Evans v. Future Care (filed September 25, 2017): A woman negligently suffered falls at her residential nursing home. During her three falls, the woman suffered facial trauma including multiple fractures.
Jasmine v. Fairfield Nursing and Rehabilitation Center (filed September 26, 2017): Insufficient communication between nursing staff, physical therapists, and physicians resulted in a failure to address a woman’s deteriorating medical condition. The woman was predisposed to a deep vein thrombosis and showing the warning signs of a pulmonary embolism, but her healthcare providers did not respond in time. She was pronounced dead at Anne Arundel Medical Center.
Buckley v. University of Maryland Shore Medical Center at Easton (filed September 26, 2017): A woman presented to the hospital with increased and different back pain after a steroid injection to treat her prior back pain. She was discharged despite her new neurologic symptoms and recent medical history. Later the same day the woman presented to a different hospital, where she was diagnosed with a spinal epidural hematoma compressing her spinal cord.

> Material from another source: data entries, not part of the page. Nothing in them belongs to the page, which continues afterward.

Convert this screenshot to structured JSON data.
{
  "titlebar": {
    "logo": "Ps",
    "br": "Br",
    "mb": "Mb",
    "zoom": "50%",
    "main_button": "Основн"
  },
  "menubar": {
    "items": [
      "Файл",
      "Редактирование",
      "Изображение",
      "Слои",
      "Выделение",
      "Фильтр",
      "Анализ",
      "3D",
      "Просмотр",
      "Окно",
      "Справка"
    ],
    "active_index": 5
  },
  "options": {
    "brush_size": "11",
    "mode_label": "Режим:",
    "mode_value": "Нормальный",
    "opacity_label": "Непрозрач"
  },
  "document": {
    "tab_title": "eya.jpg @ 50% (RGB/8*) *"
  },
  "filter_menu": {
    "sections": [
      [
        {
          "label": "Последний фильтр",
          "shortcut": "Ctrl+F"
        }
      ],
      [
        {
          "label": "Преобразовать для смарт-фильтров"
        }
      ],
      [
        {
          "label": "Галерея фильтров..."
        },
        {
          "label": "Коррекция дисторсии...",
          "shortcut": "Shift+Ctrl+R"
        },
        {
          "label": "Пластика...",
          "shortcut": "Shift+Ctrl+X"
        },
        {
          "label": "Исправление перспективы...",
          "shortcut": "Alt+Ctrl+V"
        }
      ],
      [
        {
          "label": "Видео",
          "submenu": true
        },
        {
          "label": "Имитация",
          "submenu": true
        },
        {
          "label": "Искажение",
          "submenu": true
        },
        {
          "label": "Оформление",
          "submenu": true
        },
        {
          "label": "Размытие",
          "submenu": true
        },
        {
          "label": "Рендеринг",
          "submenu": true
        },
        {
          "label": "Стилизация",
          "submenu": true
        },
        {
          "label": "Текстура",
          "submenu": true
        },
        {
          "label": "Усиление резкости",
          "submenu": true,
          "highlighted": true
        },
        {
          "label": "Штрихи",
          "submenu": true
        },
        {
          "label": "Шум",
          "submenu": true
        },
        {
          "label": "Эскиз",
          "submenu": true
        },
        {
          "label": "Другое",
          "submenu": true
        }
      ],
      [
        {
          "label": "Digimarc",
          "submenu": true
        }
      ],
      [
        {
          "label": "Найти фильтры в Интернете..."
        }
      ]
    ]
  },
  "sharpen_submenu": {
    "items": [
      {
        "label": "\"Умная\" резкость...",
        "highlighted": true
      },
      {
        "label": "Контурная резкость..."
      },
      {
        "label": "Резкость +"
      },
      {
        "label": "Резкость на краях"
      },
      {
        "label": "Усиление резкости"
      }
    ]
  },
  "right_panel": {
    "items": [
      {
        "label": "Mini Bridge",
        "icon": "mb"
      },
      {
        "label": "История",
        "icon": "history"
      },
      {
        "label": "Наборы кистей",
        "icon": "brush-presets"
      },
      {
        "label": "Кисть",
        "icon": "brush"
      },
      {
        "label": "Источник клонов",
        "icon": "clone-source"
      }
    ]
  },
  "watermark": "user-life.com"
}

She had an emergency procedure to evacuate the hematoma, but the delay in diagnosis and treatment caused her to suffer a permanent neurological injury.
Guzman v. Laurel Regional Hospital (filed September 27, 2017): After failing to perform a complete sepsis workup, physicians treated a year-old baby for an ear infection when, in reality, he was suffering from hydrocephalus and tuberculosis meningitis. As a result of the delayed diagnosis and treatment, the baby sustained severe brain damage.
Turk v. Special Beginnings Birth and Women’s Center (filed September 27, 2017): Despite an overdue delivery and the presence of meconium in the ruptured membranes, healthcare providers chose not to transfer a woman and her unborn child to an appropriate hospital setting. Special Beginnings was not equipped to handle the resuscitation secondary to meconium. The baby was rushed to a hospital, but the delay in treatment caused significant injury to her brain.